İngiliz yönetiminin başlamasıyla müslümanların hakimiyeti geriledi. Halk baskıyı derinden hisseder hale geldi. İngilizler Hindistan yarımadasında yaşayan müslümanlar üzerindeki hâkimiyetlerini devam ettirebilmek için her yola başvurdular. Müslümanlar arasındaki ihtilafları körükledikleri gibi Hindu-Müslüman çatışmasını da politik amaçları doğrultusunda kullanıyorlardı. 1757’den itibaren yarım yüzyıl içinde müslümanlar toplumdaki ağırlıklarını kaybettiler. Müslümanların tepkisi zaman zaman İngiliz işgaline karşı ayaklanma ve boykot şeklinde oldu.

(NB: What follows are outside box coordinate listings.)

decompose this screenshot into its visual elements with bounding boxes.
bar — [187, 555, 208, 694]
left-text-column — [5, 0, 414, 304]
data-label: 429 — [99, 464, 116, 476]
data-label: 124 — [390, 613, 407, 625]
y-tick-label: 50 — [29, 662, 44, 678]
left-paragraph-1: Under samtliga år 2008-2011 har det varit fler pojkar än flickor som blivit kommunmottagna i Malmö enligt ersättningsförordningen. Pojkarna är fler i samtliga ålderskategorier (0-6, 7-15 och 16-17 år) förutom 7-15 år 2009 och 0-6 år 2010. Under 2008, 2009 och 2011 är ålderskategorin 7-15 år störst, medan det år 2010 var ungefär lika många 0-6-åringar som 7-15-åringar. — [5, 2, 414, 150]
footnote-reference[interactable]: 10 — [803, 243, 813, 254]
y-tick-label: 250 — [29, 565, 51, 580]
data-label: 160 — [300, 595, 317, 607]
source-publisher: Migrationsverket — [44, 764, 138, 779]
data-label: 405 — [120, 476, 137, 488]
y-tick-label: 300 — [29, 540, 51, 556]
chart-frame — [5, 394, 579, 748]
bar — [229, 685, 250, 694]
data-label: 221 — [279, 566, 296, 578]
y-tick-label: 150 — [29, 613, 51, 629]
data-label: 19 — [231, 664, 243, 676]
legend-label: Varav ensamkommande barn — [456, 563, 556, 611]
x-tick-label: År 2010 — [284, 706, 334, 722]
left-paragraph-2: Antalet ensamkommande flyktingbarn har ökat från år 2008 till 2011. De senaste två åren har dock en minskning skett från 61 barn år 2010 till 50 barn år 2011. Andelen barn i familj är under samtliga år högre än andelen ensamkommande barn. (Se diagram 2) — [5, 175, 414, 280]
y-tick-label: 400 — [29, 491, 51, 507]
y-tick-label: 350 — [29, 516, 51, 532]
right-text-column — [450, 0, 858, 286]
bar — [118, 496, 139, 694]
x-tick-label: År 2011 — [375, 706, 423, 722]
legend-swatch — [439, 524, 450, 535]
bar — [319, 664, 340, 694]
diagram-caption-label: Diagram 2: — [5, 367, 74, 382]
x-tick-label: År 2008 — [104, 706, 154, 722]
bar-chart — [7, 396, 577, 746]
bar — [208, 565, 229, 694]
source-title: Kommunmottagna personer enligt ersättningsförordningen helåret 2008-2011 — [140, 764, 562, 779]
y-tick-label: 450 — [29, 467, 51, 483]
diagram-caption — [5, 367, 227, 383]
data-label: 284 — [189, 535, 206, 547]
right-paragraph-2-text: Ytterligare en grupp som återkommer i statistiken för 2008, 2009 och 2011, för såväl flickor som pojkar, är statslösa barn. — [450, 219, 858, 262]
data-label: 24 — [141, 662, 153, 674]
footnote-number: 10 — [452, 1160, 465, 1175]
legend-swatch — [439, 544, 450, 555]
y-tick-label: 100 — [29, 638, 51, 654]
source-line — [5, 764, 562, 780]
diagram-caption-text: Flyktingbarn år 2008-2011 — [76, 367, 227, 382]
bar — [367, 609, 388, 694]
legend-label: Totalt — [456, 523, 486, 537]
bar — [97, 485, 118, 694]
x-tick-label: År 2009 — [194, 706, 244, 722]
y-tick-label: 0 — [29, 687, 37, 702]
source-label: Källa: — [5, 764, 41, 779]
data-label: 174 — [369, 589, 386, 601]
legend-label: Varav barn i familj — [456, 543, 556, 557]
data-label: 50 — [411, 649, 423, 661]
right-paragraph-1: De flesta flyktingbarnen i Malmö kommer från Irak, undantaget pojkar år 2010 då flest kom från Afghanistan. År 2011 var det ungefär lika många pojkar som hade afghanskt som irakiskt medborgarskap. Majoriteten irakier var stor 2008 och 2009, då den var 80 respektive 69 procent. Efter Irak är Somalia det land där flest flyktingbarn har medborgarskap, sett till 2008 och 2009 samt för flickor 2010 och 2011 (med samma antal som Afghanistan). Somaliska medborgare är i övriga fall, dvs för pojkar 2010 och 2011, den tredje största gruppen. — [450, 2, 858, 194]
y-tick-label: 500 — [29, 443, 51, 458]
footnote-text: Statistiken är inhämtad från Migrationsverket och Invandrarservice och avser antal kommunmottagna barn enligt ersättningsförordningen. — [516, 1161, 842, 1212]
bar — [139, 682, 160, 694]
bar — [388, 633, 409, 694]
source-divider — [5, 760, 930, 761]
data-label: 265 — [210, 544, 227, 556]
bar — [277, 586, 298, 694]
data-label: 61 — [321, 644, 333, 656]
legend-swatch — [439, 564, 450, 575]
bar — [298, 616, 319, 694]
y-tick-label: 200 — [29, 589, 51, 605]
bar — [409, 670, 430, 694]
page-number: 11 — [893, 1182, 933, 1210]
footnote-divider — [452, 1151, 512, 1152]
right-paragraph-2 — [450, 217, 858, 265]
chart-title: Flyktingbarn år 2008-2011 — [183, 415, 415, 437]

1857’de Hint askerlerinin İngiliz subaylarına karşı baş kaldırdıkları ve Babürlü İmparatorluğu’nu tekrar canlandırmaya çalıştıkları bir ayaklanma gerçekleştirildi. Ancak bu ayaklanma koordinasyon eksikliği yüzünden başarısızlığa uğradı. Bunun üzerine müslümanlara karşı yapılan baskılar arttı ve durum Hindu uyanışının İslâm karşıtı bir hareket halini almasıyla daha da sertleşti.

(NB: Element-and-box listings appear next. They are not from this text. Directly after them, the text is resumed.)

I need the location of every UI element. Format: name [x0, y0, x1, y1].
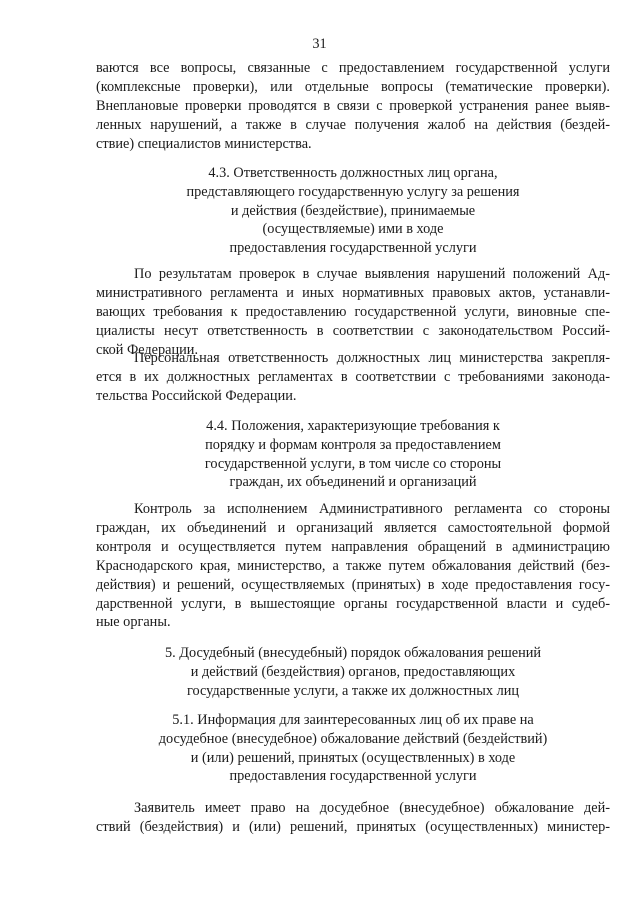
text-line: тельства Российской Федерации. [96, 387, 297, 404]
text-line: Внеплановые проверки проводятся в связи с проверкой устранения ранее выяв- [96, 97, 610, 114]
heading-line: досудебное (внесудебное) обжалование действий (бездействий) [158, 730, 548, 747]
heading-line: и (или) решений, принятых (осуществленных) в ходе [190, 749, 516, 766]
text-line: ствие) специалистов министерства. [96, 135, 312, 152]
heading-line: 4.3. Ответственность должностных лиц органа, [208, 165, 498, 181]
text-line: действия) и решений, осуществляемых (принятых) в ходе предоставления госу- [96, 576, 610, 593]
heading-line: представляющего государственную услугу за решения [186, 183, 520, 200]
text-line: ской Федерации. [96, 341, 199, 358]
paragraph-personal-responsibility [96, 349, 610, 406]
text-line: ствий (бездействия) и (или) решений, принятых (осуществленных) министер- [96, 818, 610, 835]
text-line: Заявитель имеет право на досудебное (внесудебное) обжалование дей- [134, 800, 610, 816]
text-line: дарственной услуги, в вышестоящие органы государственной власти и судеб- [96, 595, 610, 612]
heading-line: 4.4. Положения, характеризующие требования к [206, 418, 500, 434]
text-line: Персональная ответственность должностных лиц министерства закрепля- [134, 350, 610, 366]
heading-line: граждан, их объединений и организаций [229, 474, 477, 491]
text-line: граждан, их объединений и организаций является самостоятельной формой [96, 519, 610, 536]
section-heading-4-4 [96, 417, 610, 492]
heading-line: предоставления государственной услуги [229, 240, 477, 257]
paragraph-control [96, 500, 610, 632]
section-heading-4-3 [96, 164, 610, 258]
section-heading-5 [96, 644, 610, 700]
text-line: вающих требования к предоставлению государственной услуги, виновные спе- [96, 303, 610, 320]
paragraph-applicant-right [96, 799, 610, 837]
heading-line: и действий (бездействия) органов, предоставляющих [190, 663, 516, 680]
text-line: ные органы. [96, 614, 171, 631]
text-line: ленных нарушений, а также в случае получения жалоб на действия (бездей- [96, 116, 610, 133]
text-line: контроля и осуществляется путем направления обращений в администрацию [96, 538, 610, 555]
heading-line: порядку и формам контроля за предоставлением [205, 436, 501, 453]
text-line: По результатам проверок в случае выявления нарушений положений Ад- [134, 266, 610, 282]
text-line: Краснодарского края, министерство, а также путем обжалования действий (без- [96, 557, 610, 574]
heading-line: государственные услуги, а также их должностных лиц [186, 682, 520, 699]
paragraph-inspections [96, 59, 610, 154]
heading-line: государственной услуги, в том числе со стороны [204, 455, 502, 472]
text-line: Контроль за исполнением Административного регламента со стороны [134, 501, 610, 517]
paragraph-responsibility [96, 265, 610, 360]
text-line: ваются все вопросы, связанные с предоставлением государственной услуги [96, 60, 610, 76]
heading-line: 5. Досудебный (внесудебный) порядок обжалования решений [164, 645, 542, 661]
text-line: циалисты несут ответственность в соответствии с законодательством Россий- [96, 322, 610, 339]
heading-line: (осуществляемые) ими в ходе [262, 221, 444, 238]
section-heading-5-1 [96, 711, 610, 786]
text-line: (комплексные проверки), или отдельные вопросы (тематические проверки). [96, 78, 610, 95]
page-number: 31 [312, 36, 327, 52]
heading-line: предоставления государственной услуги [229, 768, 477, 785]
heading-line: 5.1. Информация для заинтересованных лиц об их праве на [172, 712, 534, 728]
text-line: ется в их должностных регламентах в соответствии с требованиями законода- [96, 368, 610, 385]
heading-line: и действия (бездействие), принимаемые [230, 202, 476, 219]
text-line: министративного регламента и иных нормативных правовых актов, устанавли- [96, 284, 610, 301]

Hindu milliyetçileri yarımadadaki hakimiyetlerini yeniden sağlayabilmek için İngiliz dönemini başlangıç kabul ettiler. 1885’te İngilizlerin himayesinde kurulan Hindistan Milli Kongresi Hindu liderlerin milli duygularını harekete geçirdi. Müslümanlar arasında İslâm din ve kültürünün Hinduların hakimiyetindeki bir hükümette bütünüyle korunamayacağı korkusu kuvvet kazandı. İslâm toplumu adına ayrı bir siyasi teşekküle duyulan ihtiyaç 1906’da Muslim League’nin kurulmasına yol açtı.

Pakistan ve doğu vilayeti


20. yüzyıla doğru İngilizlerin Hindulara kendi kendilerini yönetme hakkını vermesi üzerine müslümanlar arasındaki endişeler daha da arttı ve sonunda Pakistan adında ayrı bir devlet kurduklarını ilan etmek zorunda kaldılar.

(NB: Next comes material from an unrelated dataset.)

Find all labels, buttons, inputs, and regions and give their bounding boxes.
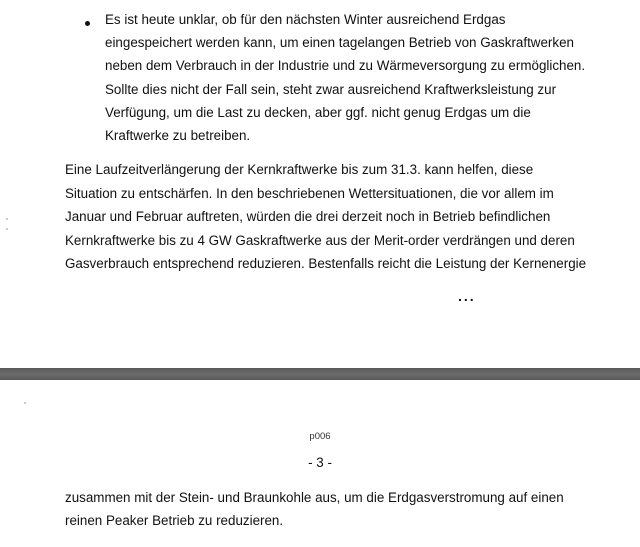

İngilizler Ağustos 1947’de yarımadadan çekildiklerinde, müslümanların çoğunlukta bulunduğu Bengal’in doğu yarısı da Silhet ile birlikte Asam eyaletinden ayrılarak Hindistan’ın batısında kurulan Pakistan devletine Doğu Pakistan adı altında katıldı ve böylece aralarına Hindistan devleti girmesine rağmen Pakistan’ın doğu eyaletini teşkil etti.

Daha gelişmiş olan Pakistan’ın batı kanadı ile Doğu Pakistan arasındaki eşitsizlik birçok problemin ortaya çıkmasına sebep oldu. Anlaşmazlıklar iki kanat arasındaki iktisadi gelişmenin seyri ve devletin resmi dili konusu üzerinde de ortaya çıktı. Anlaşmazlıklar Doğu Pakistan’ı destekleyen Hindistanlı gazeteciler tarafından şiddetli bir münakaşa ortamına sokuldu.

Yeni bir devlet ya da tescilli ayrılık

1960’lı yılların sonunda Doğu Pakistan ayrılmayı iyiden iyiye ister hale gelmişti. Ayrılmak isteyenler 1971’de bir iç savaş başlattılar. İç savaş sırasında çok sayıda Hindu’nun Hindistan’a geçmesi bu ülkenin askeri müdahalede bulunmasına bahane teşkil etti. Ayrılıkçı gerillalardan da yardım gören Hint askerlerinin üç haftalık kısa harekâtı sonucunda 16 Kasım 1971’de ülkedeki Pakistan kuvvetleri teslim oldu. Savaş sırasında Batı Bengal’e kaçmış olan Doğu Pakistan devlet görevlileri tarafından Bengaldeş Hükümeti adıyla yeni bir hükümet kuruldu ve böylece bağımsız bir devlet ortaya çıkmış oldu.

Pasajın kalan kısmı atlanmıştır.